Shaken Baby Syndrome: un monito dalla FNOPO per proteggere la salute dei neonati
In occasione della Giornata Nazionale dedicata alla Shaken Baby Syndrome, Elio Lopresti, Tesoriere della FNOPO, lancia un forte messaggio di sensibilizzazione contro il pericoloso atto di scuotere un neonato. Con un tasso letale del 25%, la Shaken Baby Syndrome rappresenta un grave trauma cerebrale che colpisce i neonati scossi violentemente. L’immaturità della muscolatura del collo e i picchi di intensità nel pianto rendono i neonati tra le due settimane e i sei mesi di vita particolarmente vulnerabili.
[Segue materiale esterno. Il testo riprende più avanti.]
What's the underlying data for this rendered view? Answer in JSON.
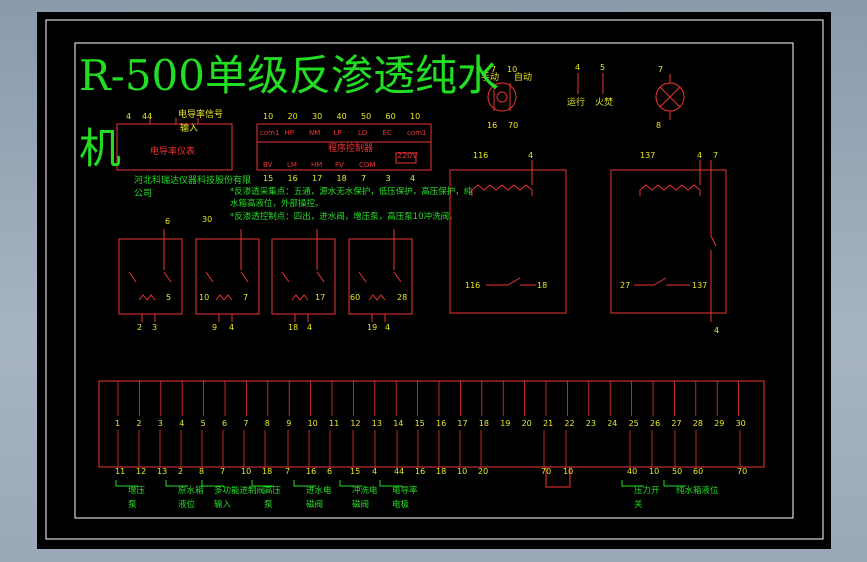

L’Ostetrica/o, come figura chiave nella tutela della salute della madre e del bambino, svolge un ruolo fondamentale nell’educare genitori, famiglie e la collettività sugli effetti devastanti della Sindrome del Baby Shake. Attraverso varie fasi della gestione prenatale e postnatale, in strutture sanitarie e con iniziative educative, l’Ostetrica/o si impegna a sensibilizzare su questo grave problema. La Giornata Nazionale mira a coinvolgere non solo i genitori, ma anche tutti coloro che sono in contatto con i neonati, compresi i professionisti della salute, per prevenire incidenti involontari che minacciano la salute dei più piccoli.